Erst war bekannt geworden, dass die Staatsanwaltschaft gegen Boehringer Ingelheim wegen zurückgehaltener Informationen zu seinem Gerinnungshemmer Pradaxa (Dabigatran) ermittelt. Nun gibt es Vorwürfe gegen den Konkurrenten Bayer. Bei einer Zulassungsstudie für Xarelto (Rivaroxaban) sollen defekte Messgeräte verwendet worden sein. Die Europäische Arzneimittelbehörde (EMA) untersucht den Vorgang.
Bei Tests von Patienten sei in einer Gruppe ein nicht funktionstüchtiges Gerät zur Bestimmung der Gerinnungswerte verwendet worden. Bayer bestreitet das auf Nachfrage nicht, weist aber auf andere Studien hin, die die Ergebnisse aus der Zulassungsstudie betätigt hätten.
In der betroffenen Studie wurde Xarelto zur Schlaganfallprophylaxe bei mehr als 14.000 Patienten mit Vorhofflimmern mit dem Therapiestandard Warfarin verglichen.

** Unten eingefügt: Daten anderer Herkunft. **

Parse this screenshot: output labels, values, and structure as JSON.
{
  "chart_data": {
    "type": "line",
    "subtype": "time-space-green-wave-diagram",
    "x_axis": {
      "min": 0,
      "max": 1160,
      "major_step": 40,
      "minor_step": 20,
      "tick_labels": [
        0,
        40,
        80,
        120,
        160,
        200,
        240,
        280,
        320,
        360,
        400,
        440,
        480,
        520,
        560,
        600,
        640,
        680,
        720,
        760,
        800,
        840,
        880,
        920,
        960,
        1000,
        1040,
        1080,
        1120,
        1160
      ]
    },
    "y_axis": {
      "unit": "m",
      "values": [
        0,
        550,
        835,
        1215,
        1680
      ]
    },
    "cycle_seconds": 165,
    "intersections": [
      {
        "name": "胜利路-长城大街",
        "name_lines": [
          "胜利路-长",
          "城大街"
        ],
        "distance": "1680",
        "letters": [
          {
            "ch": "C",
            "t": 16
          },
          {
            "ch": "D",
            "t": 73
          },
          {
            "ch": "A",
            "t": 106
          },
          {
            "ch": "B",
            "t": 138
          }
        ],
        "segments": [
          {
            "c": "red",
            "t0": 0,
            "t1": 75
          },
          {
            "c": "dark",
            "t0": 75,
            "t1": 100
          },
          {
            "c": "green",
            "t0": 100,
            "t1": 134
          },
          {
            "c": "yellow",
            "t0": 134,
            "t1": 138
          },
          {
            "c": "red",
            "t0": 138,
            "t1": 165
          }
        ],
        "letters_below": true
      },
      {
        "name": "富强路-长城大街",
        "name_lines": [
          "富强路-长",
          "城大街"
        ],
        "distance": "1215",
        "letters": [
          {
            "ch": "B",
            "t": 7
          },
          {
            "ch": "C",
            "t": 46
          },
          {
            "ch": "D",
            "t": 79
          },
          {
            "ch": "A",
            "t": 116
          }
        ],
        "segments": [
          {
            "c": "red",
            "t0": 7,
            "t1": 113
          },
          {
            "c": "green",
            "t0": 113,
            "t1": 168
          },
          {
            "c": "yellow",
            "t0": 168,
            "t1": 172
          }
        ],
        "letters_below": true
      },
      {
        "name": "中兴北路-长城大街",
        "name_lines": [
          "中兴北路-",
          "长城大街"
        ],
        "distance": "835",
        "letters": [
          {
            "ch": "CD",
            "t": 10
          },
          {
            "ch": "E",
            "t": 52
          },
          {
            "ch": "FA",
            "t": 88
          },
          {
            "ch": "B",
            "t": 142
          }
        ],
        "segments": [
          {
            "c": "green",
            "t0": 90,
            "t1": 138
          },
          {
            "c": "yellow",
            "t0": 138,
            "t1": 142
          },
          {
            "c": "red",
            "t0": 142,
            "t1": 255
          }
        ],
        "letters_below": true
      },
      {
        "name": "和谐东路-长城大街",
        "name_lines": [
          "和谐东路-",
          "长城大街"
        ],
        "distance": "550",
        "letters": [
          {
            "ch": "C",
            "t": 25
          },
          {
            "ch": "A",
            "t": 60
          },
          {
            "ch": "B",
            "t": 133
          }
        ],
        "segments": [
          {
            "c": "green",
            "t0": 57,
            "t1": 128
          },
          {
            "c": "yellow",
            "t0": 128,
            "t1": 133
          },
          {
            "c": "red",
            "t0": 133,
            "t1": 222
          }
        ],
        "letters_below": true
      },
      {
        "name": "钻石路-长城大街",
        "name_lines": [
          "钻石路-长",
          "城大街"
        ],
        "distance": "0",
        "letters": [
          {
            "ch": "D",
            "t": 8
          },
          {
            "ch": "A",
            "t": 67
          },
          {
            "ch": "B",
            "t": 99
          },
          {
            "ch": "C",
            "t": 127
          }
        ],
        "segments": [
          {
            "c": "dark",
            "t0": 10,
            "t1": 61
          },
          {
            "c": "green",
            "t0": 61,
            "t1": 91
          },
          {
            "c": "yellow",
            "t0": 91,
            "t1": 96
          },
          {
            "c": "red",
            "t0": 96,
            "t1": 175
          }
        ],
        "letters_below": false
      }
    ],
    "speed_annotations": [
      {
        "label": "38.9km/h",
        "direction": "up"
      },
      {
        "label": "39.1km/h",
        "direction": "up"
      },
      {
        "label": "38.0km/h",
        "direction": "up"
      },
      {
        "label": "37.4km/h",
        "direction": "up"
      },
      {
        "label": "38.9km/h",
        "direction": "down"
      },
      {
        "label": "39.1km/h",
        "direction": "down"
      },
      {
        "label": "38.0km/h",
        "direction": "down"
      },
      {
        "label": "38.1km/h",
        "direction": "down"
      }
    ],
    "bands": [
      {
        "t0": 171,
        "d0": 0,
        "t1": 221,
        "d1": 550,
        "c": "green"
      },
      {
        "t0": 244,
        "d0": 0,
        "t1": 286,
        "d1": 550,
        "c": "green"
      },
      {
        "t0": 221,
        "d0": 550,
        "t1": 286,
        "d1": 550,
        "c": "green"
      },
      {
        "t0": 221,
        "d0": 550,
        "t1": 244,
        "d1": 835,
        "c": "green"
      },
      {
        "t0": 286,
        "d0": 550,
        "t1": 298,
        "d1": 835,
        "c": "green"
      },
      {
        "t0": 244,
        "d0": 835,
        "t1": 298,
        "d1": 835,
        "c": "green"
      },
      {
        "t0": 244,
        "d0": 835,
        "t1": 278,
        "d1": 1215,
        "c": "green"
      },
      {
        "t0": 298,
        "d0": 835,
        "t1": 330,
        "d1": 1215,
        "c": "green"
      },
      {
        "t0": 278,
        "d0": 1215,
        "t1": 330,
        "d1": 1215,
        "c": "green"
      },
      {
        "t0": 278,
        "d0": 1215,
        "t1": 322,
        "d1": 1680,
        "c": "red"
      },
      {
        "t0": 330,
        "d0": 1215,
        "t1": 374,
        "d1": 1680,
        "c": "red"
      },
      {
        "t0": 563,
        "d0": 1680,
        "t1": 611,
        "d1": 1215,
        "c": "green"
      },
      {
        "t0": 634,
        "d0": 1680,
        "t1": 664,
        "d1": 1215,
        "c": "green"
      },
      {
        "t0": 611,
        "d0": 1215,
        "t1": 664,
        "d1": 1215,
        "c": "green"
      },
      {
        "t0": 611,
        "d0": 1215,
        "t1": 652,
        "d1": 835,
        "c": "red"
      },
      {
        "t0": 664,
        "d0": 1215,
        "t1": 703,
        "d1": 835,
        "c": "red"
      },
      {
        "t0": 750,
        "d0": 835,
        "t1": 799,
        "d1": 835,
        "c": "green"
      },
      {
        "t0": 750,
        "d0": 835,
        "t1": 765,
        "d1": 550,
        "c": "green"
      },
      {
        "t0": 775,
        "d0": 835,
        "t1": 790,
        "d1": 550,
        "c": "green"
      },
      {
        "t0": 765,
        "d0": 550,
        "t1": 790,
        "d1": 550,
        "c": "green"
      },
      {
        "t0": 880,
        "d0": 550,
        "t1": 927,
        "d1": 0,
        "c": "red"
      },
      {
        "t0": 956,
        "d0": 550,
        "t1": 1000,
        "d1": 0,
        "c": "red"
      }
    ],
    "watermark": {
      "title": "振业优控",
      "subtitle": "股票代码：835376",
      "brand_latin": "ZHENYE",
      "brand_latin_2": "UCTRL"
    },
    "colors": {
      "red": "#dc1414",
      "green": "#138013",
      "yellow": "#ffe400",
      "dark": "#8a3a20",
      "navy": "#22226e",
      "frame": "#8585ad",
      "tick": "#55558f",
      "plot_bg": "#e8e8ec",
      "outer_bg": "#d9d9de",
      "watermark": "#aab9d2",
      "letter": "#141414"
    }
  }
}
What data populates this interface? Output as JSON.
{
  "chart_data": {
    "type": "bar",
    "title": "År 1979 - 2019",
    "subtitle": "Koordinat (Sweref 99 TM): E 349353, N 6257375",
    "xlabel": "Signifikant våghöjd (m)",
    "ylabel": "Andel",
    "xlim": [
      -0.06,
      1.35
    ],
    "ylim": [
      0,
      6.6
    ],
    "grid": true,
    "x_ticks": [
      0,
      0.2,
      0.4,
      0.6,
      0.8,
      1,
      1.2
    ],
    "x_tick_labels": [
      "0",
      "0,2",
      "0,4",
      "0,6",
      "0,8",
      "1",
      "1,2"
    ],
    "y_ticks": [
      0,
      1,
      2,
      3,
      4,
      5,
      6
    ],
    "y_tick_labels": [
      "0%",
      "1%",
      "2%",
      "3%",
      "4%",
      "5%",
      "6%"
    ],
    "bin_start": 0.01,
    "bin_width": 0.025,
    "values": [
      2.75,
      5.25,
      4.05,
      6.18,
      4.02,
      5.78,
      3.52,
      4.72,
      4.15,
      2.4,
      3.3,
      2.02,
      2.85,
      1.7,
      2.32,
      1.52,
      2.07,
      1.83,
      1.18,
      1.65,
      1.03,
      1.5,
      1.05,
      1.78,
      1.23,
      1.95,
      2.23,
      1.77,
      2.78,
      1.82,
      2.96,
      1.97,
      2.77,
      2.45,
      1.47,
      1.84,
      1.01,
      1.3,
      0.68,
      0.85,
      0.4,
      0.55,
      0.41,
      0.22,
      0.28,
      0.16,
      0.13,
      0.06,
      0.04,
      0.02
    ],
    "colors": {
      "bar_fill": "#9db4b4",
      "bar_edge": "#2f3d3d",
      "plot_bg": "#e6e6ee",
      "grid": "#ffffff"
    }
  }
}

Das Risiko für Schlaganfälle und Thromboembolien konnte im Vergleich zu Warfarin um 21 Prozent gesenkt werden. Außerdem reduzierten sich unter Xarelto das Auftreten von Herzinfarkten sowie die Gesamtsterblichkeit. Die Blutungsraten waren mit denen von Warfarin vergleichbar.
Die defekten Geräte wurden ausschließlich in der Vergleichsgruppe angewendet. Die EMA befürchtet, dass sich die Gerinnungswerte durch die falsche Messung negativ auf die Werte der Warfarin-Gruppe auswirken. Dadurch könnte das Ergebnis der Studie zugunsten von Xarelto verfälscht worden sein.
Sollte sich der Verdacht bestätigen, stehen Bayer empfindliche Umsatzeinbußen ins Haus. Xarelto ist der Blockbuster des Konzerns mit einem Jahresumsatz von zuletzt 1,7 Milliarden Euro. Zusätzlich muss mit Strafzahlungen und einem herben Imageverlust gerechnet werden. Die Bayer-Aktie rauschte bereits in den Keller.
Die US-Arzneimittelbehörde FDA hat ebenfalls Untersuchungen eingeleitet. In den USA ist das Thema noch brisanter: Wie die Konkurrenten Boehringer und Pfizer (Eliquis, Apixaban) muss sich Bayer bereits mit Klagen von Patienten auseinandersetzen. Die Gerinnungshemmer der drei Konzerne werden für Blutungen und Todesfälle verantwortlich gemacht. Boehringer hatte in einem Vergleich im vergangenen Jahr 650 Millionen US-Dollar (rund 470 Millionen Euro) gezahlt, um die Klagewelle beizulegen.
Auch in Deutschland war die Zahl der gemeldeten Todesfälle unter Xarelto in den Jahren nach der Zulassungserteilung deutlich angestiegen. Bereits zwischen 2011 und 2012 war die Zahl der dem BfArM gemeldeten Verdachtsberichte von 58 auf 72 gestiegen. 2013 lagen 102 Verdachtsberichte zu Todesfällen vor. Nach Ansicht des Bundesinstituts für Arzneimittel und Medizinprodukte (BfArM) könnte der Anstieg der Meldungen aber auch auf gestiegene Verordnungszahlen oder stärkere öffentliche Aufmerksamkeit für ein Mittel zurückzuführen sein. Aktuell werden Patenten von der Behörde aufgefordert, die Behandlung keinesfalls ohne Rücksprache mit dem Arzt zu unterbrechen.